Его мрачный взгляд держит меня в заложниках, и чем дольше он удерживает его, тем быстрее бьется мое сердце.
— Я не тебе не доверяю, — наконец выплевывает он.
Ааааа, доктору. Думаю, в этом есть смысл.
Не в силах справиться с его напором, я выдыхаю и опускаю взгляд обратно на волка у меня на коленях, когда большой палец Леви поглаживает тыльную сторону моих пальцев.
— Этот прием, — начинает он. — Ты хочешь, чтобы я записал тебя на тщательное обследование?
— Обследование?
Он сжимает челюсти, и гнев пульсирует в его тяжелом взгляде.
— Я видел ту камеру, Шейн. Кровь на земле, разорванное нижнее белье. Я знаю, что с тобой случилось, и я не хочу, чтобы тебе было стыдно или страшно. Я не ожидаю, что ты будешь говорить об этом или даже признавать, что там произошло, но я думаю, что это хорошая идея — пройти обследование.
Его слова кружатся у меня в голове, и в груди становится тяжелее. Мне следовало прервать его в ту же секунду, как я поняла, о чем он говорит, но в тот момент, когда слова "порванное нижнее белье" слетели с его губ, чувство вины обрушилось на мои плечи, а вместе с ним и чертова нерешительность.

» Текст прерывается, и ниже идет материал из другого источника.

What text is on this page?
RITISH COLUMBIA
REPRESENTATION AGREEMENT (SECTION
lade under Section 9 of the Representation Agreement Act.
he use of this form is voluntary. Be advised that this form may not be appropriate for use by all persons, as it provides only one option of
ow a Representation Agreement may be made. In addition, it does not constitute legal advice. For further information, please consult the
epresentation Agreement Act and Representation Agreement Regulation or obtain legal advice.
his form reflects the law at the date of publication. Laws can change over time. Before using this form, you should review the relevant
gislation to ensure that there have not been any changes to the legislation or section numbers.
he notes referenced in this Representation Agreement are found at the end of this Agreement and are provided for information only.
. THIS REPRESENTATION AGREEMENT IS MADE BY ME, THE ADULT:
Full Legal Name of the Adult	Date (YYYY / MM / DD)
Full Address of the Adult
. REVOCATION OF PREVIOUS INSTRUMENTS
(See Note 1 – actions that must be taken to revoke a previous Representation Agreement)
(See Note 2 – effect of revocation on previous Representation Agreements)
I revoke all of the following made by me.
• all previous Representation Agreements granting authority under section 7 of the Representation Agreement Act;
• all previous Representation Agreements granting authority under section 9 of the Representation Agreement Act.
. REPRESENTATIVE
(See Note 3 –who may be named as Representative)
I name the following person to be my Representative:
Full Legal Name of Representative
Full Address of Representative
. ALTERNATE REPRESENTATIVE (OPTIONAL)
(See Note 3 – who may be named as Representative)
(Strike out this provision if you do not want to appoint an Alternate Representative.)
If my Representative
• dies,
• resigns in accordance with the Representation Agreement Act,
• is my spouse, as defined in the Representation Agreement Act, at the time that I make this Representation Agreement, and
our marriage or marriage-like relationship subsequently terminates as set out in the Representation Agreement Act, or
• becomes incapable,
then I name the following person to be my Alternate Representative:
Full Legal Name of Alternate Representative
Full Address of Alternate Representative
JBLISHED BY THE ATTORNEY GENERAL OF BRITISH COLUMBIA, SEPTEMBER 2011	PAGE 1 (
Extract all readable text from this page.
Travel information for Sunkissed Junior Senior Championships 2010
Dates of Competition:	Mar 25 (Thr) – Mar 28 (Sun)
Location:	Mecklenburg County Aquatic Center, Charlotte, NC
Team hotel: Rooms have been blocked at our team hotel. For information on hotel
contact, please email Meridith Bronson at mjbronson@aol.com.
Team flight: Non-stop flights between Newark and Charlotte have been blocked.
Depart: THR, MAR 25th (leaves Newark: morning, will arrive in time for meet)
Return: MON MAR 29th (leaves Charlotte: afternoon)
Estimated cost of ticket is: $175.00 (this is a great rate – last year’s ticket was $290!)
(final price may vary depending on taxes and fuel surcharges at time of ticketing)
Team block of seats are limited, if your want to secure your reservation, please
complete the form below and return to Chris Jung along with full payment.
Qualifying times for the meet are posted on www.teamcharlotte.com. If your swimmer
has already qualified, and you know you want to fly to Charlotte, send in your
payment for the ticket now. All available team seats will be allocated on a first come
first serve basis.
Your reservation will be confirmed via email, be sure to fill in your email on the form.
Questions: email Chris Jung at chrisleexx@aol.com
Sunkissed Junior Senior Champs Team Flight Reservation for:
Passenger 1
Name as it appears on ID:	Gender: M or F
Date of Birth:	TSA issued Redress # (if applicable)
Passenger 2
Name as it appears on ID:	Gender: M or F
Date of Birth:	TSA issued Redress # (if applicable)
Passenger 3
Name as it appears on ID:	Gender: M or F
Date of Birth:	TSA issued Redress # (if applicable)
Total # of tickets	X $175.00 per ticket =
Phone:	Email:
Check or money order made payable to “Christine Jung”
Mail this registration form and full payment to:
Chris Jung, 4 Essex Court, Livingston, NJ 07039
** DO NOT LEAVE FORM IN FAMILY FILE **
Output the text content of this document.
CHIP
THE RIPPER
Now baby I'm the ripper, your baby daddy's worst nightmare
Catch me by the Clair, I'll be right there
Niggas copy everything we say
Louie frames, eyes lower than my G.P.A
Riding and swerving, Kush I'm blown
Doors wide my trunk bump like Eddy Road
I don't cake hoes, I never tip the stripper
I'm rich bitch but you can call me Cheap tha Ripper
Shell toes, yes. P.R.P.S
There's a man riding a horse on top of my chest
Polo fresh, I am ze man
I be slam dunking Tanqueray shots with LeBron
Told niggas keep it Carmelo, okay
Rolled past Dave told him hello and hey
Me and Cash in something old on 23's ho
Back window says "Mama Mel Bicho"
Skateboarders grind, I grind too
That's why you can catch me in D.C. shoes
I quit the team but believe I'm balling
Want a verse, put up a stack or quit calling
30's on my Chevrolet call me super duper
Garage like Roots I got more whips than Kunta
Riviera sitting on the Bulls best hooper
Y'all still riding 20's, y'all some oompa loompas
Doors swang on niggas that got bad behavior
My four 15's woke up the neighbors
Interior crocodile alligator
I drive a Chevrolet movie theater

То, что случилось с Арианой в камере с дядей мальчиков, — это ее дело, и я чертовски уверена, что она возненавидит меня за то, что я всем рассказала, но как я могу не сказать? Зная, где она сейчас находится, можно сказать, что за последние пару дней она, вероятно, подвергалась насилию миллион раз.